The company has yet to make a decision, spokesman Robert Mead said Tuesday.

“Certain aspects of the court’s decision are encouraging,” Mead said. “Our position from the beginning was that our processes in place at the time were appropriately adhered to.”

Delbert Muse, who was known as “Joe,” entered Winston-Salem’s Charter Hospital in 1986 because he had made a plan to kill himself. After 32 days – two days after his insurance ran out – his doctor sent him home with anti-psychotic and anti-depressant medicine.

About two weeks later, Muse killed himself by taking an overdose of that medication.

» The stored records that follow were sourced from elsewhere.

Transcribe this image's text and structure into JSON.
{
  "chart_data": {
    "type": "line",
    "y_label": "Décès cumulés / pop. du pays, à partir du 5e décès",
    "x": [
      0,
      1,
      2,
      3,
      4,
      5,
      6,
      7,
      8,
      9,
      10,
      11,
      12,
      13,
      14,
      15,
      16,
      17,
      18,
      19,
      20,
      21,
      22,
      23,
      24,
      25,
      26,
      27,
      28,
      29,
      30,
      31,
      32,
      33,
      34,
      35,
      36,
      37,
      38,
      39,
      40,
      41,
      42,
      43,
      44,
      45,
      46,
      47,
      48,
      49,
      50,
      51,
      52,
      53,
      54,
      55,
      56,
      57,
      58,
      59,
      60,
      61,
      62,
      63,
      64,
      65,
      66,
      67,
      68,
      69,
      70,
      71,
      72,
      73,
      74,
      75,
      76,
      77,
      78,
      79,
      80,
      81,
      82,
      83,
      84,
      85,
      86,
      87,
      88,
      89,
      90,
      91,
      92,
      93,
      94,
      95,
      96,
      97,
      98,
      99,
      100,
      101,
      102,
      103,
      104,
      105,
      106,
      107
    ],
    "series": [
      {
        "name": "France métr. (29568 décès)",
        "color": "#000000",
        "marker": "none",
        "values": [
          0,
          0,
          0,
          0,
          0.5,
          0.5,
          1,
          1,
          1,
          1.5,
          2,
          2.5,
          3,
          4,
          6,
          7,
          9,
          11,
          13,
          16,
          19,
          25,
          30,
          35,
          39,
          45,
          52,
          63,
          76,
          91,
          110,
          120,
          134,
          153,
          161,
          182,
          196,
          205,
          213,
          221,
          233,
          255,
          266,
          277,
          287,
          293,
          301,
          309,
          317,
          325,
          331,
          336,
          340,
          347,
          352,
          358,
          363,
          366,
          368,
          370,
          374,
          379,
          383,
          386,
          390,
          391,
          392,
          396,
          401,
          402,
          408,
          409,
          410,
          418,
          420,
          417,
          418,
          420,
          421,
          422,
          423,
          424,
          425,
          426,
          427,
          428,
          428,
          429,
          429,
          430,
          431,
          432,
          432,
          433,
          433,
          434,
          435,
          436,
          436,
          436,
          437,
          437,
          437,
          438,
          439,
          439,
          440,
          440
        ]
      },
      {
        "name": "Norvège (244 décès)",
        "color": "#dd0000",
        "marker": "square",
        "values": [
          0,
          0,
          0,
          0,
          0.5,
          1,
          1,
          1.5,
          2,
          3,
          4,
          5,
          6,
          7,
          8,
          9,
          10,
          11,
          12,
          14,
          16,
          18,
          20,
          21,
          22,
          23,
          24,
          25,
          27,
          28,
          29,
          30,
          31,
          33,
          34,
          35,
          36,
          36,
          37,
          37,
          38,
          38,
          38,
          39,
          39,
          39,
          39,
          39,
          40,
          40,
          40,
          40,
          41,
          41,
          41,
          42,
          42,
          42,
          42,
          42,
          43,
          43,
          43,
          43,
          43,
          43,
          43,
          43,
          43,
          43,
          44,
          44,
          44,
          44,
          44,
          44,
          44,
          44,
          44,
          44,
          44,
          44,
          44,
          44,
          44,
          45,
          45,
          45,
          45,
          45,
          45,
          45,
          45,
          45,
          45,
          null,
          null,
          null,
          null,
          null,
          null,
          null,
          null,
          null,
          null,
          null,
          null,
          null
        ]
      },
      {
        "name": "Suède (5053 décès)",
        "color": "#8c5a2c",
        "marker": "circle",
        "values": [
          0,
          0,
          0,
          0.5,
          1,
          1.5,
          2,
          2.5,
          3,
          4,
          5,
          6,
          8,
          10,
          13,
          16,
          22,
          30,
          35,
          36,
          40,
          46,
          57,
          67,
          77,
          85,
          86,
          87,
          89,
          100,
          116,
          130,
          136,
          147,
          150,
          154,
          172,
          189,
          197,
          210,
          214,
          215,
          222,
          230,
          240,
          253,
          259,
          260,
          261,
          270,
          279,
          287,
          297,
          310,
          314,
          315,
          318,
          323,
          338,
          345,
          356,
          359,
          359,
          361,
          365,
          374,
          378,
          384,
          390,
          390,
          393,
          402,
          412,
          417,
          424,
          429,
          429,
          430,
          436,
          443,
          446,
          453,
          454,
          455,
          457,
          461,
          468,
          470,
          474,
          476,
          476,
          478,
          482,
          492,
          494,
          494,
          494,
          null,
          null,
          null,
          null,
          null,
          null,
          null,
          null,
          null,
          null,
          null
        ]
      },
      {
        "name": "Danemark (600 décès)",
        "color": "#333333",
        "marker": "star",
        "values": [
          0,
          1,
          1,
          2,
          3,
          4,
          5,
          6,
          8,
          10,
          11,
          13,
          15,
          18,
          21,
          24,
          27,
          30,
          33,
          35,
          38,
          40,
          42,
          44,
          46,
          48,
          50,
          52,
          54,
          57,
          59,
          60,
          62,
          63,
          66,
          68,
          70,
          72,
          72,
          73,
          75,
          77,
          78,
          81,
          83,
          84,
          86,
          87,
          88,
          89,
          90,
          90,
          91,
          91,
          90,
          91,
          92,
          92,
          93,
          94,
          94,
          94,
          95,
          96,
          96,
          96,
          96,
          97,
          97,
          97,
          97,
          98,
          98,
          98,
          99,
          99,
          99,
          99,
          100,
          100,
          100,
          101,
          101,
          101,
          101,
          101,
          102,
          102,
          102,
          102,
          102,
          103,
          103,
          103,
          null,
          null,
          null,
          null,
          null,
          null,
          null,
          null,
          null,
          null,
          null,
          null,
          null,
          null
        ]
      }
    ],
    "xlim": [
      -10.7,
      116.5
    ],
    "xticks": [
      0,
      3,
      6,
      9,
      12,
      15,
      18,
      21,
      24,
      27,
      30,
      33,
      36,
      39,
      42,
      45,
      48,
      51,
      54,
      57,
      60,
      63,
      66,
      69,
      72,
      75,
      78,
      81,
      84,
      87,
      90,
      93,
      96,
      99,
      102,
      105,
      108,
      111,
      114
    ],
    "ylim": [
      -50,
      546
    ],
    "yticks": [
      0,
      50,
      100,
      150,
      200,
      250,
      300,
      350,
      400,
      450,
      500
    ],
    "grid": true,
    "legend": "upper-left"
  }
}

“I think the family views this case as having nothing to do with money,” said Wade Byrd, a Fayetteville lawyer who represented the Muses. “They viewed the case as doing something for other children and the parents of those children who might find themselves in this position.”

A day doesn’t go by, Miles said, when she doesn’t think about the case. And when she does, she thinks about her two children.

“How can you replace a child?” Miles asked. “There’s nothing in the world to bring him back. I guess, as a parent, I look back and say, ‘Thank God,’ because I’m very fortunate. But there’s nothing to say that it couldn’t have been any one of us. You never know.”